Ah but it doesn't have to be museums, any interest in the world makes a person interesting

I don't want to talk to a dullard who goes round museums and to plays just to tick middle class boxes. How superficial

I am interested in people who are engaged in the world and follow their passions, without worrying what social strata that potentially places them in

I think we often use musuems as an easy example of cultural capital. But there are a huge number of different experiences that fall into the category of helping your child to have a diverse range of experiences to build up their social or cultural capital. Just a few off the top of my head:

Eating in restuarants with different cuisines
Attending a live sports event
Visiting different environments to home - eg the countryside if you're a city person or vice versa.
Theatre / ballet performances
Attending a live gig
Taking part in external extracurricular from sports to art to drama
Visiting historical sites (museums, of course but also anything from Stonehendge to Buckingham Palace)
Visiting heritage sites or areas of "outstanding beauty"
Traveling - within your own country and internationally
Swimming in the sea
Visit to an amusement park
Attending events or activities linked to the sciences or technology (Science Musuem, planetarium, a motor exhibition or air show)
Tkae part in local community events - summer/christmas fairs, carol services etc
Scouts/Brownies/Girl Guides

None of thes ethings are such a big deal in themselves, but it's a cumulative effect.

MumblesParty · 20/12/2024 14:50

I grew up with an educated but extremely poor single Mum, and got a full scholarship to a posh school.

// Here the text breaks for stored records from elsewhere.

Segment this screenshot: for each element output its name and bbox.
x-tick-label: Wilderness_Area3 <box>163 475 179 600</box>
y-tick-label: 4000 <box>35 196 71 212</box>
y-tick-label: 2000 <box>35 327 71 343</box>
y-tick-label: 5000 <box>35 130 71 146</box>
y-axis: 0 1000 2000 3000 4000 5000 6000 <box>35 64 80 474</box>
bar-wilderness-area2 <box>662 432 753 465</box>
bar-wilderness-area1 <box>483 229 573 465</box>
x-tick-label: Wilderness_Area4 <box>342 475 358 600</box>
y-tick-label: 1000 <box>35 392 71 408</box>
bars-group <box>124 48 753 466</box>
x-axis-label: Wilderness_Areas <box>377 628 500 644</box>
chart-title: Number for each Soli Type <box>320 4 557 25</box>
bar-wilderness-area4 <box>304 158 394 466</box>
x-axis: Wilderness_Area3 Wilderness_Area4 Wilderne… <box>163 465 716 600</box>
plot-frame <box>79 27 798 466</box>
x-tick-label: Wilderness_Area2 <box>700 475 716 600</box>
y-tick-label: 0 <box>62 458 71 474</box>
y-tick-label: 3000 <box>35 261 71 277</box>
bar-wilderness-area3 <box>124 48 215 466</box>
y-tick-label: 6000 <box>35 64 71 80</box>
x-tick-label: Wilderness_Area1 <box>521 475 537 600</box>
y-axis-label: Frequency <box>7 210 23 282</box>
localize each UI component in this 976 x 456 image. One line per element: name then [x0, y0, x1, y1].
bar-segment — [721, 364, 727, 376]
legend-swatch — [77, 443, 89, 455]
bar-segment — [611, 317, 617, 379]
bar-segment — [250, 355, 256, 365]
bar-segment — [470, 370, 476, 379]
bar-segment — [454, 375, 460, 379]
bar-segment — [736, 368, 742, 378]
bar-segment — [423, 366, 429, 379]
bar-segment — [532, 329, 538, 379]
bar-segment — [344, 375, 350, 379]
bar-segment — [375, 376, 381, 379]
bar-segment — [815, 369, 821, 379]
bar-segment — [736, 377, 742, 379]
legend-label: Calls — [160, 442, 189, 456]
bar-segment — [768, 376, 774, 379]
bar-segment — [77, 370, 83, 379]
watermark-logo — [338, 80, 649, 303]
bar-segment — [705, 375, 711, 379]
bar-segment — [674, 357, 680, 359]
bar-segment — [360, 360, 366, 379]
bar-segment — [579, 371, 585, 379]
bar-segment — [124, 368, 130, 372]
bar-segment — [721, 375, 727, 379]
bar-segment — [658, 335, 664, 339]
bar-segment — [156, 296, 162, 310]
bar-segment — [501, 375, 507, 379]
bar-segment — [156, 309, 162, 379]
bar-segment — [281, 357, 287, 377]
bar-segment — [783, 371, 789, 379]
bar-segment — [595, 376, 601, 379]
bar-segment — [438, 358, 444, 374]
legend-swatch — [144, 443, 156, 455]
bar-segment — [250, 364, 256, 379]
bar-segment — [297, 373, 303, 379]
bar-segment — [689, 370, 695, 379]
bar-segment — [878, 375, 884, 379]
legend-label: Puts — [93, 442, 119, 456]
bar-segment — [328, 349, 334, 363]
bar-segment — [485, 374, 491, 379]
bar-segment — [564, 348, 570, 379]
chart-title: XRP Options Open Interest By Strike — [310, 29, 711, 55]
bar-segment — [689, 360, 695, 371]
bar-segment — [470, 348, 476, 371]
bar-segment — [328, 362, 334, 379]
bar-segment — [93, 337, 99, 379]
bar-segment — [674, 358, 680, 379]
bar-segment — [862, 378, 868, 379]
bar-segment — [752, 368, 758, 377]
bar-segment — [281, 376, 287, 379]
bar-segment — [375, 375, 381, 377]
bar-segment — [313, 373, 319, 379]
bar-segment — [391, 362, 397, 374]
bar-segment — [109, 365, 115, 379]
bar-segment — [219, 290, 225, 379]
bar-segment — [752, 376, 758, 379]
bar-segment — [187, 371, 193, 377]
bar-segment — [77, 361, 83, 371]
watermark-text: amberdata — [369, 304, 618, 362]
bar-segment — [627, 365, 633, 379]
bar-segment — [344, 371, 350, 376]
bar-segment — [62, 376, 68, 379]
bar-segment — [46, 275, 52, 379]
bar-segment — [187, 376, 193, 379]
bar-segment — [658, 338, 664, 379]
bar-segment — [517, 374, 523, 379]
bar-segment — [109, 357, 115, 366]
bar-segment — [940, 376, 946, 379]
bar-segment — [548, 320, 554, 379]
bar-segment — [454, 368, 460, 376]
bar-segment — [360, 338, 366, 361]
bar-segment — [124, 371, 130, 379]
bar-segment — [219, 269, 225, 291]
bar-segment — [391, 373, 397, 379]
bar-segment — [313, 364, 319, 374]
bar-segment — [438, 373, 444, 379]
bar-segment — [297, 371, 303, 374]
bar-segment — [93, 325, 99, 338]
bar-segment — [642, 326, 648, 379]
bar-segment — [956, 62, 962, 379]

There I made friends with a range of people - girls whose parents had been working class but had set up successful business, and some phenomenally wealthy girls (there were 2 princesses there). I did well at school and I’ve worked all my life with the general public, so my entire working life has consisted of interacting with people from varying backgrounds .

I would say the best way to manage differences is to never think you are superior or inferior to anyone else. Never dismiss someone’s interests as “not the sort of thing we do”. Never rule out anyone’s opinions or philosophies (unless you know them well enough to know they’re offensive). Believe that everyone you meet can offer you something, and you can offer them something, in terms of life enrichment. And don’t talk about class!